Rudi debería haber advertido a su superior, Sobek, pero prefirió organizar solo esa banal operación policial. Así podría interrogar al cananeo y obtener los nombres de los miembros de su organización. No era apropiado molestar al jefe de las fuerzas de seguridad para poner fuera de circulación a una pandilla de pequeños malhechores.
Prudente, sin embargo, Rudi llevó consigo a cinco policías, pues los cananeos se habían vuelto unos maestros en el arte de escapar y no deseaban dar posibilidad alguna a su jefe.
La casa no fue difícil de descubrir. Rudi dispuso a sus hombres y se dirigió al portero, adormilado en el umbral. Lo despertó palmeándole el hombro.
—¿Está tu patrón?
—Es posible. ¿A quién debo anunciar?
—Venganza.
—Voy a ver.
Arrastrando los pies, el servidor abrió la puerta, tomó una pequeña avenida arenosa, entró en la morada, permaneció allí unos instantes y reapareció sin cambiar su ritmo.
—Os aguarda.
A su vez, Rudi recorrió la avenida. Salió a su encuentro uno de los cananeos afeitados que el Anunciador había hecho ir allí la víspera, justo antes de mandar a dos cómplices hacia el templo de Ptah. Su comportamiento no dejaría de intrigar a la policía, Rudi los interrogaría y, gracias a las informaciones que le proporcionarían, intervendría personalmente el controlador.

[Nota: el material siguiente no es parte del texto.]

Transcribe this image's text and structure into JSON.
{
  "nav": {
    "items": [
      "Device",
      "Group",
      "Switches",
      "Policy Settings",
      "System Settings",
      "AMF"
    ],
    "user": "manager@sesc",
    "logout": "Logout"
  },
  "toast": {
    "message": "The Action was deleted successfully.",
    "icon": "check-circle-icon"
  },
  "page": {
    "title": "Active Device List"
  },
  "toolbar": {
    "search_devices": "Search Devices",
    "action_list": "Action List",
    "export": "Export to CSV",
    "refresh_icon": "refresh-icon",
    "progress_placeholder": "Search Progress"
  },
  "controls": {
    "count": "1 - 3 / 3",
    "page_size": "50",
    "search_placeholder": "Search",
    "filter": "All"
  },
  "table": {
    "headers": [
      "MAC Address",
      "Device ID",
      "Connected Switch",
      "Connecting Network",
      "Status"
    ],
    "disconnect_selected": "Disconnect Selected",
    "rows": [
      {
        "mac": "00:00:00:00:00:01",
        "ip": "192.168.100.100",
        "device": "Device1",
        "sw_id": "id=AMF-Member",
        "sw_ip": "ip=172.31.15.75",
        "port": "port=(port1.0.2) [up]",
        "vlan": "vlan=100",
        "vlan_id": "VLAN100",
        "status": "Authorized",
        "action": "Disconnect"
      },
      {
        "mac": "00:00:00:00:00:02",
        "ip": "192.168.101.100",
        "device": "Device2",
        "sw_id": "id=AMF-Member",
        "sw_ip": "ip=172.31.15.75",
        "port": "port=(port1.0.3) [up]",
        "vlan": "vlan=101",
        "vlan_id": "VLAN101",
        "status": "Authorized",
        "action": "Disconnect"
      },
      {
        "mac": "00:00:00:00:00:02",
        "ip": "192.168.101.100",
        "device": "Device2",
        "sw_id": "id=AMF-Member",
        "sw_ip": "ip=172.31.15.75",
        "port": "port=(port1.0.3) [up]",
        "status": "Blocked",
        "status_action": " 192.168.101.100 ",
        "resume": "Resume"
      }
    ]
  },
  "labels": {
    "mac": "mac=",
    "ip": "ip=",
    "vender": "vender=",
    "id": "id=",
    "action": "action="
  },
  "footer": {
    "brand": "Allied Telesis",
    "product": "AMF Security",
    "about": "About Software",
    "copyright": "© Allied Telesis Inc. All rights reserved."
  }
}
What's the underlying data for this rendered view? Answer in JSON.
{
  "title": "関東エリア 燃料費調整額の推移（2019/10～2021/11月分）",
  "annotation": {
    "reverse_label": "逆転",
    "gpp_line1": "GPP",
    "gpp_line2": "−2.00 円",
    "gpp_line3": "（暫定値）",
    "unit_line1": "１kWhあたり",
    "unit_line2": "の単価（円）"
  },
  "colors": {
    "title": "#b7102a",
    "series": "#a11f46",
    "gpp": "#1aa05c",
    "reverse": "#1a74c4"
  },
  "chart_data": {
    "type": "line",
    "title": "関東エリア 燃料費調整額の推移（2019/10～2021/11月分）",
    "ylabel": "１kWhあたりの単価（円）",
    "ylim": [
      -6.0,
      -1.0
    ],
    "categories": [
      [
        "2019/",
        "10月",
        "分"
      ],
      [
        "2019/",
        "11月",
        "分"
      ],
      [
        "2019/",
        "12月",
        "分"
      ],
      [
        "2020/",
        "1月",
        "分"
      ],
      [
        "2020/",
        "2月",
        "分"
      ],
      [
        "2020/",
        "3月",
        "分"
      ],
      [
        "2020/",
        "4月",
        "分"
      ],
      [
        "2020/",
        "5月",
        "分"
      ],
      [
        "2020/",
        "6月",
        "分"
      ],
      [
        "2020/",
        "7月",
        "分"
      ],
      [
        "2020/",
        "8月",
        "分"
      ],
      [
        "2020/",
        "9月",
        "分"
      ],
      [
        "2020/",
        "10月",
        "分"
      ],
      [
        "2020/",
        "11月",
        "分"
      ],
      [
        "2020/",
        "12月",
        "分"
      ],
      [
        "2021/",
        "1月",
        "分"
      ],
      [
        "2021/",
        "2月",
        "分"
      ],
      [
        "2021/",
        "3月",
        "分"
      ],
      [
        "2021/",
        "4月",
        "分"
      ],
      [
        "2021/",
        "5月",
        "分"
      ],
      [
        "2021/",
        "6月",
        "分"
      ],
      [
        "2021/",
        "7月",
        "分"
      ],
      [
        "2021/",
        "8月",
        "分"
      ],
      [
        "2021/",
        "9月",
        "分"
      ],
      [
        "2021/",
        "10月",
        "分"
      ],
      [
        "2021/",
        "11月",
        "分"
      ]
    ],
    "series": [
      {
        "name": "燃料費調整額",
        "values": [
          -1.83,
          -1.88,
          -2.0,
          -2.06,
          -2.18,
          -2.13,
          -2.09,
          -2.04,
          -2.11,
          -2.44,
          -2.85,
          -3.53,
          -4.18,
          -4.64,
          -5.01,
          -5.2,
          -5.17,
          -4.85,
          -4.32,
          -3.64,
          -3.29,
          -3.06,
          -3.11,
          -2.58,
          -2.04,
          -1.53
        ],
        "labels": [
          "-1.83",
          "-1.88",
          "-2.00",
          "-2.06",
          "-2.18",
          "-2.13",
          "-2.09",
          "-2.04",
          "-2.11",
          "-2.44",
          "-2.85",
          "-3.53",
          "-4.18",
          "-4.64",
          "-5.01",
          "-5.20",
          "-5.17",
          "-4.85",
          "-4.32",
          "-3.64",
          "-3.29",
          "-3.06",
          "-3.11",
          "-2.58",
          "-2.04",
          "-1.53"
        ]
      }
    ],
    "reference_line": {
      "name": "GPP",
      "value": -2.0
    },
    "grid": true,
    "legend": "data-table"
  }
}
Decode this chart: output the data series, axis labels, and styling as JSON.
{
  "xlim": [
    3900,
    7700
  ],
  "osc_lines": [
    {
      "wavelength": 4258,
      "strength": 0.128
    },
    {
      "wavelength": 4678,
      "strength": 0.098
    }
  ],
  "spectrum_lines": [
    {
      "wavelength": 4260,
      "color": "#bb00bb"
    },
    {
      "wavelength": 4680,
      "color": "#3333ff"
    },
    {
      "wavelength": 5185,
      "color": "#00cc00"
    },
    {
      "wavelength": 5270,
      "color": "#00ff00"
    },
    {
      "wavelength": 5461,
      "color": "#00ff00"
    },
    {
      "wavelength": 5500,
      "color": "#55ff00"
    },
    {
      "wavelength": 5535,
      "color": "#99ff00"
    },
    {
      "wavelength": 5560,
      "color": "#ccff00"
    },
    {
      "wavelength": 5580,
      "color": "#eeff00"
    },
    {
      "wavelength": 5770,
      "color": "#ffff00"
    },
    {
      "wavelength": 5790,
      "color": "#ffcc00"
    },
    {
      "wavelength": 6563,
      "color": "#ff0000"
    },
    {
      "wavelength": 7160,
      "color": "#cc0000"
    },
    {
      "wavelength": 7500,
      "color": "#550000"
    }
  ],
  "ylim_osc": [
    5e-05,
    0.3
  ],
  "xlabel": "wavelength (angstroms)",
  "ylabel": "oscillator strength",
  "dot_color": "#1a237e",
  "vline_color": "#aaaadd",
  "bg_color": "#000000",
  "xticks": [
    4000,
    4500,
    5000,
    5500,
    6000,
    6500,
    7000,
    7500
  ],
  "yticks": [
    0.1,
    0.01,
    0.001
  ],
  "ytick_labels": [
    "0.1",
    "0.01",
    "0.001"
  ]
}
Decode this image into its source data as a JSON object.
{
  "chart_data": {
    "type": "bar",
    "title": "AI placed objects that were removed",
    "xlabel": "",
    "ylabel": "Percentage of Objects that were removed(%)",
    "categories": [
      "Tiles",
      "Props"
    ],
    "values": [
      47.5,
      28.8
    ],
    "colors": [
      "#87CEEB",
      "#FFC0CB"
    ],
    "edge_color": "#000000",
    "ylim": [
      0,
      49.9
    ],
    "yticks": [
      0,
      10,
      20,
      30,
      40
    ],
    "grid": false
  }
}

La trampa funcionaba a las mil maravillas.
—¿Podéis repetir la contraseña? —preguntó el cananeo.
—Venganza.
—¡Tú vas a sufrir esa venganza!
Por detrás, el portero sujetó a Rudi mientras los demás fieles del Anunciador salían de la casa y herían al egipcio a puñaladas. En el suelo, tuvo, sin embargo, fuerzas para pedir ayuda, y sus hombres intervinieron con rapidez.